H. Barbara Weinberg pointed out Blashfield’s eclecticism: he embraced Bouguereau’s gradual (sculptural) way of modeling from dark to light, Bonnat’s more painterly technique, and Puvis de Chavannes’ flattened decorative effects. However, Gérôme’s influence endured: The Emperor Commodus Leaving the Arena at the Head of the Gladiators (Hermitage Foundation Museum, Norfolk, Virginia) of 1878 draws on Gérôme’s similar scenes inside the Colosseum. Commodus, dressed as Hercules, appeared in the arena hundreds of times as a gladiator. Blashfield exhibited this work in 1878 in the Paris Salon, where his paintings appeared between 1875 and 1892. He also exhibited at the Royal Academy (London). Blashfield executed other subjects of ancient Rome and allegories, such as Inspiration (unlocated), shown at the Paris Exposition Universelle of 1889, along with a portrait of Mrs. Blashfield, which reappeared on the art market in 1981 (Sternberg Galeries, Chicago). Blashfield also took part in the World’s Columbian Exposition where another portrait of his wife (unlocated), the large and popular Christmas Bells (The Brooklyn Museum), and The Angel with the Flaming Sword (Church of the Ascension, New York) were hung. The Angel with the Flaming Sword showed up again at the Pan-American Exposition in Buffalo (1901). The Chrysler Museum in Norfolk, Virginia has his Temple of Medinet Habu, dated 1887, an accurate record of a late Egyptian temple. Blashfield served as president of the Society of American Artists (1865-96). His exhibition activity at other annual shows includes the National Academy of Design (1872-1937), the Boston Art Club in 1883 and 1896, and the Pennsylvania academy of the Fine Arts (1881-94).

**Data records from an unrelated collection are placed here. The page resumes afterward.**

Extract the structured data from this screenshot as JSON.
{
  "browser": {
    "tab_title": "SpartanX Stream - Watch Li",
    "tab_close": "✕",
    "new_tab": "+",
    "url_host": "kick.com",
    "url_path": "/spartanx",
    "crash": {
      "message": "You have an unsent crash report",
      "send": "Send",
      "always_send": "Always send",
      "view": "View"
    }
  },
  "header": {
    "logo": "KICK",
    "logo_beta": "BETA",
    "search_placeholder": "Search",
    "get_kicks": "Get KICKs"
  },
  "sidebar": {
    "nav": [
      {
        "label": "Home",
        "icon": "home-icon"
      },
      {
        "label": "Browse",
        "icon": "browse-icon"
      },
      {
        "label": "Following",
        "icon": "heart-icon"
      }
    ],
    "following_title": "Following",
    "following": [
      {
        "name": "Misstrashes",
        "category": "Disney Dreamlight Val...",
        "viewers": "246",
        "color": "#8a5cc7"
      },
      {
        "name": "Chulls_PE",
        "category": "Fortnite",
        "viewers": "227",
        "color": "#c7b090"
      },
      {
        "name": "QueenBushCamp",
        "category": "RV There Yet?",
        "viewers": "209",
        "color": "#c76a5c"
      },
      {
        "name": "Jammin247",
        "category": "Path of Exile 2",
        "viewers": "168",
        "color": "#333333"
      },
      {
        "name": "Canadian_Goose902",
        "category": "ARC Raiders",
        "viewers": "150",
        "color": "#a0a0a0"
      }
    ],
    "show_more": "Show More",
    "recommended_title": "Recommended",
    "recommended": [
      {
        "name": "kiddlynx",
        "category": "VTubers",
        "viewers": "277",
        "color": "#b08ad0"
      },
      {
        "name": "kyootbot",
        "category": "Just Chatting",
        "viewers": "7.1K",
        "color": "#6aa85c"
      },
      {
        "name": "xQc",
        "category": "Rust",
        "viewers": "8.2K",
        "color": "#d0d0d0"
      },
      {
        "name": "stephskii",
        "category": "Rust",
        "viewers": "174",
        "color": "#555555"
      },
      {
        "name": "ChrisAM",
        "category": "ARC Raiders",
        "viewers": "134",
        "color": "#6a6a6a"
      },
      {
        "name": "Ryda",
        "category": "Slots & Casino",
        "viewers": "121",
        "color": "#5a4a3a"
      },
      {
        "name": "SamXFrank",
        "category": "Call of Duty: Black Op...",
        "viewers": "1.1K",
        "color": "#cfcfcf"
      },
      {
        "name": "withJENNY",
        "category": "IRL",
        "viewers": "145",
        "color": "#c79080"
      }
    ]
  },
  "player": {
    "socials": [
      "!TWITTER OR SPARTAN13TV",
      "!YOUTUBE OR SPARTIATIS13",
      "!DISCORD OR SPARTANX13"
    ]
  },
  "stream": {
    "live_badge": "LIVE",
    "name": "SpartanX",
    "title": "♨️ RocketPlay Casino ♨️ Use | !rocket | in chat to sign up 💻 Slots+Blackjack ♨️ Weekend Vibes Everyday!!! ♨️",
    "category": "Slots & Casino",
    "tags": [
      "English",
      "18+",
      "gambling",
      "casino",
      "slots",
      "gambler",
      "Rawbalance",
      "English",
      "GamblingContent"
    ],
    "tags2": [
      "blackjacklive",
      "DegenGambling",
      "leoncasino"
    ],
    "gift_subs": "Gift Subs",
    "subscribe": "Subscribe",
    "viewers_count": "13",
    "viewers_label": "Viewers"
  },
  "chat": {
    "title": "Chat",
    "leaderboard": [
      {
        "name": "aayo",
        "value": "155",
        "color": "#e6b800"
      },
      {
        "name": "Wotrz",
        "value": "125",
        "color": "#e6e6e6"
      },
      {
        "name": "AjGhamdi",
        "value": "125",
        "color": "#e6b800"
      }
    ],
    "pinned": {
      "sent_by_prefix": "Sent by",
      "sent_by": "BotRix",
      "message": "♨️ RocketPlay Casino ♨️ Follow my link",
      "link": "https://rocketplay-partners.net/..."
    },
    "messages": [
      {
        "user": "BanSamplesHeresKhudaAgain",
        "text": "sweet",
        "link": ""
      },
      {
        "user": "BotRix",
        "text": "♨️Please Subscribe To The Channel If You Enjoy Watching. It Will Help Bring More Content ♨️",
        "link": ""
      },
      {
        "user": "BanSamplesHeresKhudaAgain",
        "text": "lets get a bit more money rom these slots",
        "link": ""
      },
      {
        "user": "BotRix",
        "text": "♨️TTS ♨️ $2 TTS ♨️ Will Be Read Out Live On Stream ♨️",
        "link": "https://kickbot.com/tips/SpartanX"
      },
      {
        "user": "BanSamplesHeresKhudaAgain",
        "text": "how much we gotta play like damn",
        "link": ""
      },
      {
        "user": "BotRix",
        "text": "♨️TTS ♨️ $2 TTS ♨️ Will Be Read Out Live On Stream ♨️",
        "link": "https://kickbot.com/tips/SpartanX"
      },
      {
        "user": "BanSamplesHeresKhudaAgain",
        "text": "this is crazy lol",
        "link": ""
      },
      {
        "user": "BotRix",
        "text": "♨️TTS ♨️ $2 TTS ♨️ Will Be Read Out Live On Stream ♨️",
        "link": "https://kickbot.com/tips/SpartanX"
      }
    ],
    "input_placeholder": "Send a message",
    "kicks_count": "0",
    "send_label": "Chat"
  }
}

But the idealistic Blashfield soon realized that mural painting would be the aim of his career. His first decoration was at the World’s Columbian Exposition where various painters contributed to the Manufactures and Liberal Arts Building. Blashfield represented the arts of the goldsmith, the ironworker, the maker of armor and the worker in bronze. That year (1893) he and his wife settled in New York City and in 1896 he executed the dome of the Library of Congress, which represents The Evolution of Civilization, twelve winged personifications of ancient and modern nations, and Human Understanding, a partially nude female figure who unveils herself. The pensive figure of America is an engineer seated behind a dynamo. In the High Appellate Court House in New York Blashfield painted The Power of the Law in 1899, the same year he worked in the library of G. W. C. Drexel in Philadelphia.